1980 – 85 collects everything, each and every tune that you’ll need, from Discharge’s golden era, cutting off just before they embarked on their incredibly ill-advised foray into the world of metal; a period that the band and fans alike would rather forget*. While everything on 1980-85 has been, and still is, freely available everywhere records are sold, having it compiled in one, easy to access boxset makes life a little easier but also feels like it’s indulging middle-aged laziness , something that Discharge would no doubt rail against if they weren’t part of the whole middle aged punk scene that it’s catering to.

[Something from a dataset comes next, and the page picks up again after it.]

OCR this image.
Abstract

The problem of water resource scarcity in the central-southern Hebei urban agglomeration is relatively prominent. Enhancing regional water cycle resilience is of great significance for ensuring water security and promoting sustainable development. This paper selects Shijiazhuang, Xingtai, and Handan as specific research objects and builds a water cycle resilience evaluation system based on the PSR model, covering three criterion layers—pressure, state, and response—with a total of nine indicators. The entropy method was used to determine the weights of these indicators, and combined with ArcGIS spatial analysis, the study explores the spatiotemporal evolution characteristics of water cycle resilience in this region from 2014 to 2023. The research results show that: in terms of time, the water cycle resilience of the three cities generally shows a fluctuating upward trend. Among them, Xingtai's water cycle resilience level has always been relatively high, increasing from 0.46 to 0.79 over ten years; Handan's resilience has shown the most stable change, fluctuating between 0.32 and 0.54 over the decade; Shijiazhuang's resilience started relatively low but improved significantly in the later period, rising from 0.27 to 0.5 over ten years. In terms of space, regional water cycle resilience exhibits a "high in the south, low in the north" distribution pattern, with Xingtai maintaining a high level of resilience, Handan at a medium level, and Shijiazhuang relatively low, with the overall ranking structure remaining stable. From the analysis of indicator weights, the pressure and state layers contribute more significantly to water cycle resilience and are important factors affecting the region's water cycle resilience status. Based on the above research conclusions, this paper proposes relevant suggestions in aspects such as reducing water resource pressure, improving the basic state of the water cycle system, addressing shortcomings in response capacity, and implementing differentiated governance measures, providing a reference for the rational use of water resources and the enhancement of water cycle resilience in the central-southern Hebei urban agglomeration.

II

A case could be made for this boxset being merely a nostalgic indulgence for the bands aging fanbase, but in this fraught and dangerous political and social age, I’d argue that Discharge are as relevant today as they were when they first emerged from Stoke-On-Trent. And given the failure of any modern band to capture the Hardcore zeitgeist in quite the same way that Discharge did, that makes this boxset mandatory for punks, young and old alike, everywhere. Unless, of course, you’ve still got all of your original Discharge vinyl, then it’s irrelevant and really is the sort of previously mentioned misty eyed indulgence that punks of a certain age (myself included) are happy to buy into . But if you do have to buy into something, 1980 – 85 is pretty good place to start. After all, the world needs Discharge more than ever, because in this crazy age we constantly need to be reminded to keep fighting against the “messed up, fucked up, fucking system”…. Tim Cundle
*Hit YouTube and search for Grave New World. It’s the bands darkest hour and a proper “Oh dearie me, what on Earth were they thinking” moment that’s best avoided at any cost.